Combination of chemotherapy and recombinant alpha-interferon in advanced non-small cell lung cancer: Multicentric randomized FONICAP trial report

Abstract

Background. Preclinical data suggested that alphainterferon (IFN) may potentiate chemotherapy cytotoxicity. Methods. A prospective multicentric randomized trial was initiated to assess the clinical benefit of adding recombinant alpha‐2‐IFN to combination chemotherapy in patients with metastatic non‐small cell lung cancer.
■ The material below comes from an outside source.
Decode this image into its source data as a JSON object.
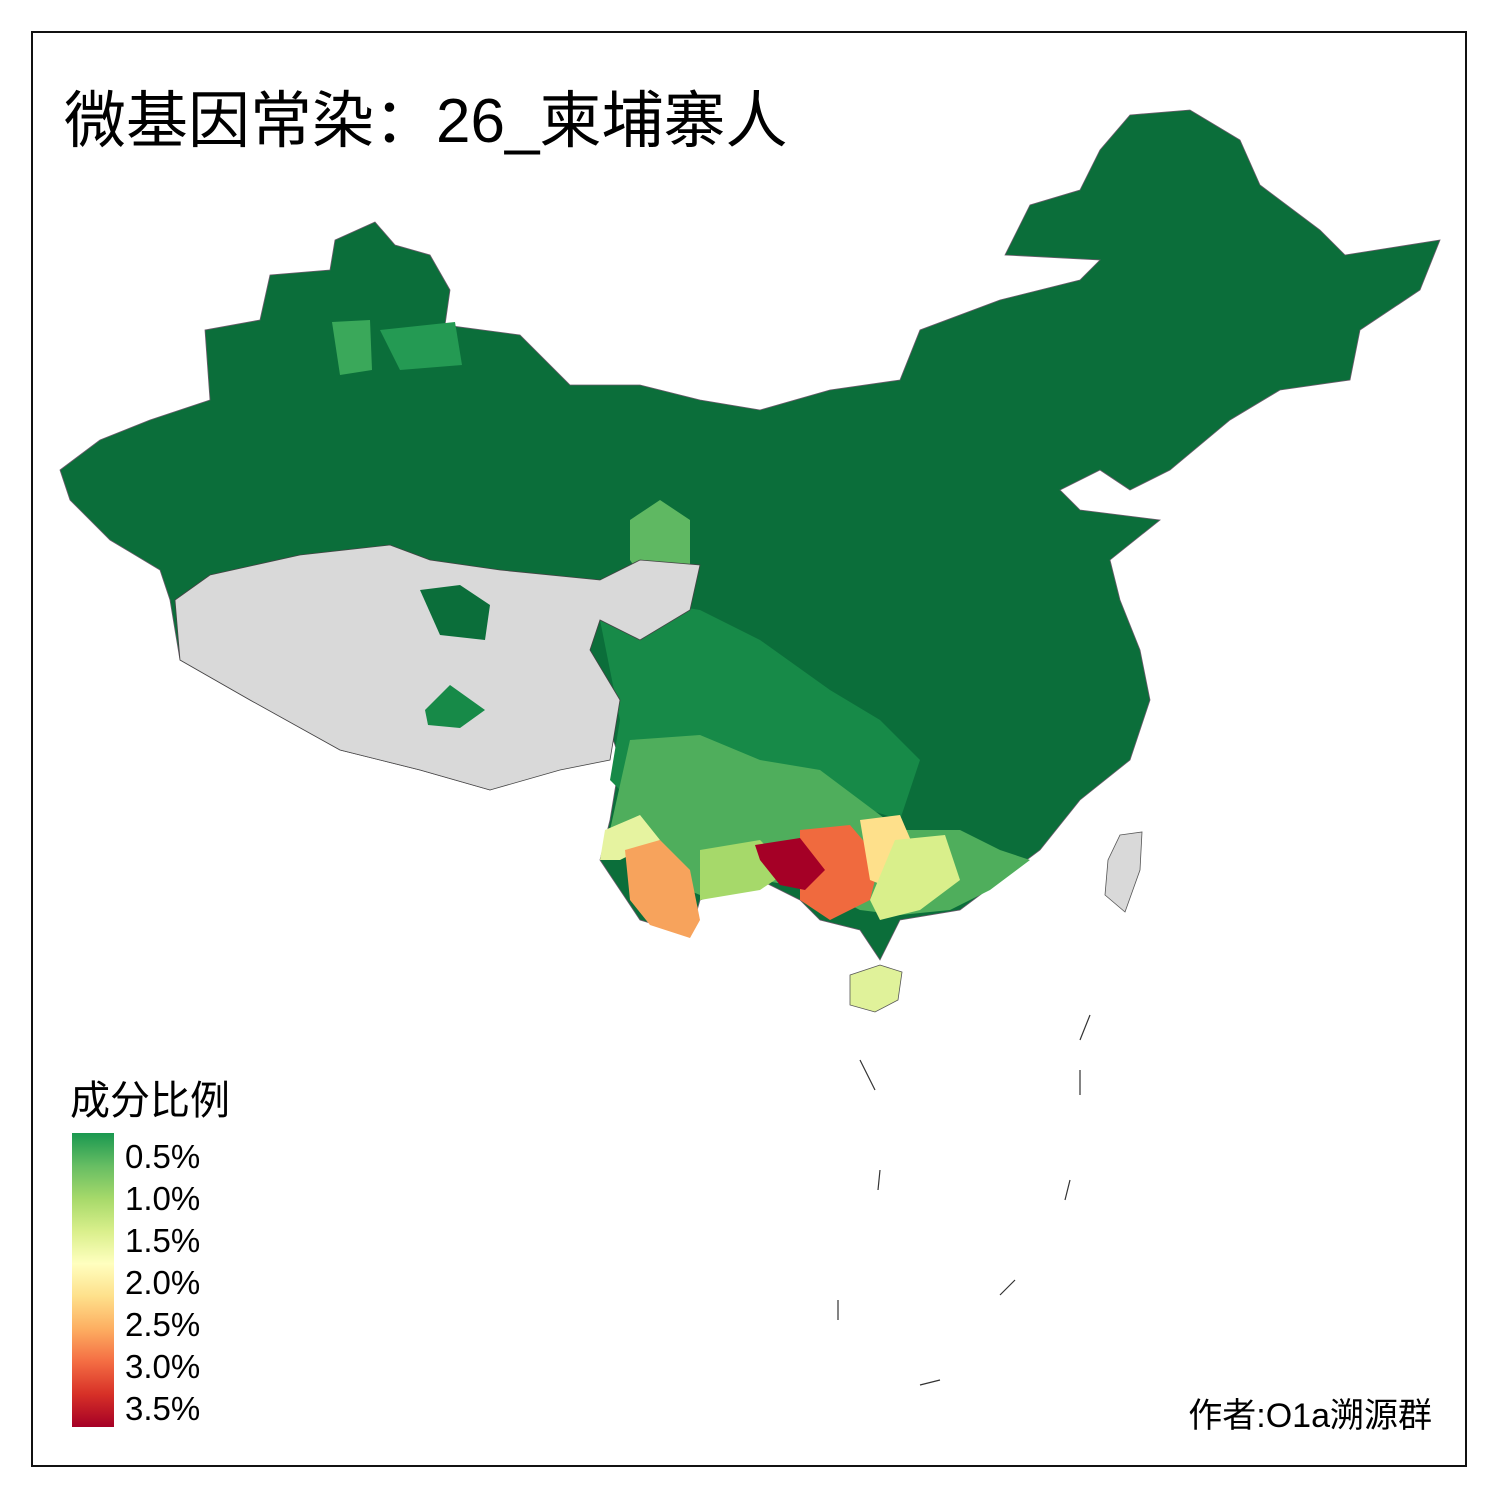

A total of 182 patients were randomized to receive either cisplatin‐epidoxorubicin‐cyclophosphamide (CEP) combination chemotherapy (cisplatin, 60 mg/m²; epidoxorubicin, 50 mg/m²; and cyclophosphamide, 400 mg/m² intravenously) alone on day 1 or the same chemotherapy plus recombinant alpha‐2‐IFN at the dose of 5 MU intramuscularly from day – 2 to +4, then 3 times weekly. Results. The median survival was 6 months in the CEP plus IFN arm versus 5.5 months in the control arm. The log‐rank test showed a marginal statistically significant difference (P = 0.045) in favor of CEP chemotherapy, which disappeared when survival curves were adjusted for prognostic factors. Progression‐free survival was similar in the two treatment arms. Considering all eligible patients, the response rate was 7.6% in the CEP arm versus 18.9% in the CEP plus IFN arm (P = 0.042). Nearly 40% of the patients receiving IFN had grade 3–4 nadir leukopenia versus 15% in the control arm (P = 0.01) and 12.5% versus 4.2% had grade 3–4 thrombocytopenia. Apart from the usual constitutional symptoms, IFN was also responsible for increased emesis and mucositis. Conclusions. This study indicates that the addition of recombinant alpha‐IFN to CEP chemotherapy can increase response rate and toxicity to treatment without a positive effect on progression‐free survival and survival.